Several months ago on the TV show House Hunters International, there were an American woman and her Italian husband who had lived in Bologna for many years. However, after they had a child, they decided that they wanted to move out of town to the countryside. When asked what she was looking for in a house — even though she had lived in Italy for many years — the American unhesitatingly said: The Italian Dream.
“The Italian Dream” is that thing that begins in your brain the first time your breath is taken away by a photo of something in Italy. For me, it was pictures of the rolling Tuscan countryside. There could be an incredibly picturesque town at the top of the hill, or perhaps just a few perfectly placed cypress trees guarding the undulating land.
Not everyone has the same reaction when seeing these pictures.
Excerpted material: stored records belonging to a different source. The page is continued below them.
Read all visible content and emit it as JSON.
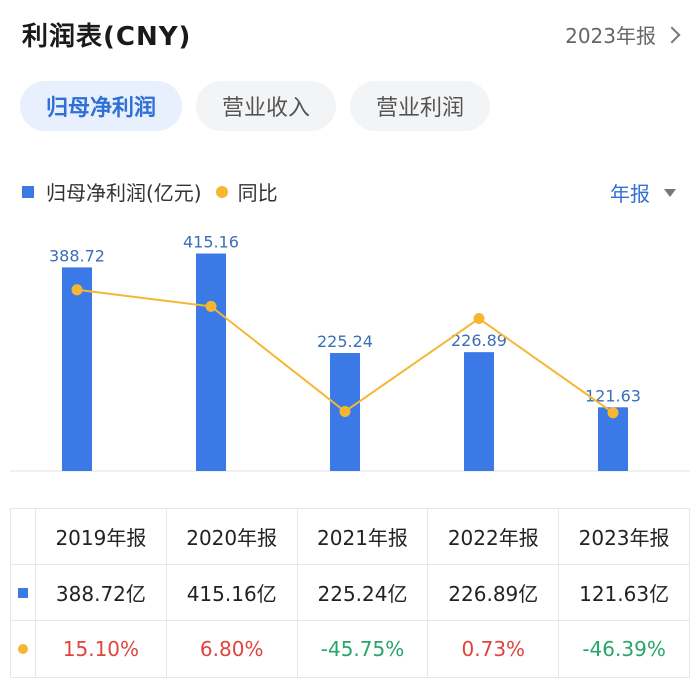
{
  "header": {
    "title": "利润表(CNY)",
    "report_period": "2023年报"
  },
  "tabs": [
    {
      "label": "归母净利润",
      "active": true
    },
    {
      "label": "营业收入",
      "active": false
    },
    {
      "label": "营业利润",
      "active": false
    }
  ],
  "legend": {
    "bar_label": "归母净利润(亿元)",
    "line_label": "同比"
  },
  "period_select": {
    "value": "年报"
  },
  "colors": {
    "bar": "#3b7ae6",
    "line": "#f5b731",
    "accent": "#2f6fd6",
    "positive": "#e0443c",
    "negative": "#27a56a"
  },
  "chart_data": {
    "type": "bar",
    "categories": [
      "2019年报",
      "2020年报",
      "2021年报",
      "2022年报",
      "2023年报"
    ],
    "series": [
      {
        "name": "归母净利润(亿元)",
        "type": "bar",
        "values": [
          388.72,
          415.16,
          225.24,
          226.89,
          121.63
        ]
      },
      {
        "name": "同比",
        "type": "line",
        "values": [
          15.1,
          6.8,
          -45.75,
          0.73,
          -46.39
        ]
      }
    ],
    "data_labels": [
      "388.72",
      "415.16",
      "225.24",
      "226.89",
      "121.63"
    ]
  },
  "table": {
    "headers": [
      "2019年报",
      "2020年报",
      "2021年报",
      "2022年报",
      "2023年报"
    ],
    "profit": [
      "388.72亿",
      "415.16亿",
      "225.24亿",
      "226.89亿",
      "121.63亿"
    ],
    "yoy": [
      "15.10%",
      "6.80%",
      "-45.75%",
      "0.73%",
      "-46.39%"
    ]
  }
}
For instance, one woman I know said, “If you’ve seen one hilltop town, you’ve seen them all.” A true Dreamer, on the other hand, cares enough to recognize that the hilltop towns of both Montepulciano and Cortona have an impressive church sitting just beneath them, but Montepulciano’s church — as well as the valley below — is prettier.
Of course, someone else’s Dream could focus on an entirely different part of the country. The woman on House Hunters was pretty much in my “rolling green hills” camp, except that she wanted to live on them rather than just view them. However, for someone else, the Dream could be triggered by the sight of the emerald green meadows that act as the base for the craggy Dolomites, or the view down to the blue-green water from the heights of Positano, or a photo of a narrow Venetian canal, taken vertically so you can feel how the water is held captive by the walls of the elegantly faded palazzi.
For some people, just looking at the photos is enough. They can live with the idea that Italy is out there without having the need to see it in person; they SAY they’d love to see it, yet they never have quite enough ambition to actually go there. We’ll call them the Category 1 Dreamers.
Then there are the Category 2 Dreamers who go to Italy for a normal vacation. I’ve never known anyone who hasn’t come back much more infatuated with the country than they thought they would be. I use the word “infatuate”, not “love”, because the feeling they’re left with doesn’t take them any further. The next time they see the photo of a place they visited, they feel the same way as when they see a photo of their first boy/girl friend: a beautiful memory, but life has moved on.
I am a Category 3 Dreamer. Though I started out as a Category 2 with a two week vacation, it quickly turned into two times a year, then three, then two normal vacations plus an extra month, until I’m where I am now: six months a year. I do know many Category 4 people who’ve given up wherever they started and call Italy “home”. I’m not sure I can ever get to that point…..but then again, 8 years ago I never expected to be a Category 3. Or maybe there will come a time when I’m back to being satisfied with just looking at photos and savoring old memories. The only certainty is today, and now, when I’m in Italy, I don’t really miss the US, but when I’m in the US, I REALLY miss Italy. While I’m not ready to call it “home”, I certainly love being a Part-Time Italian.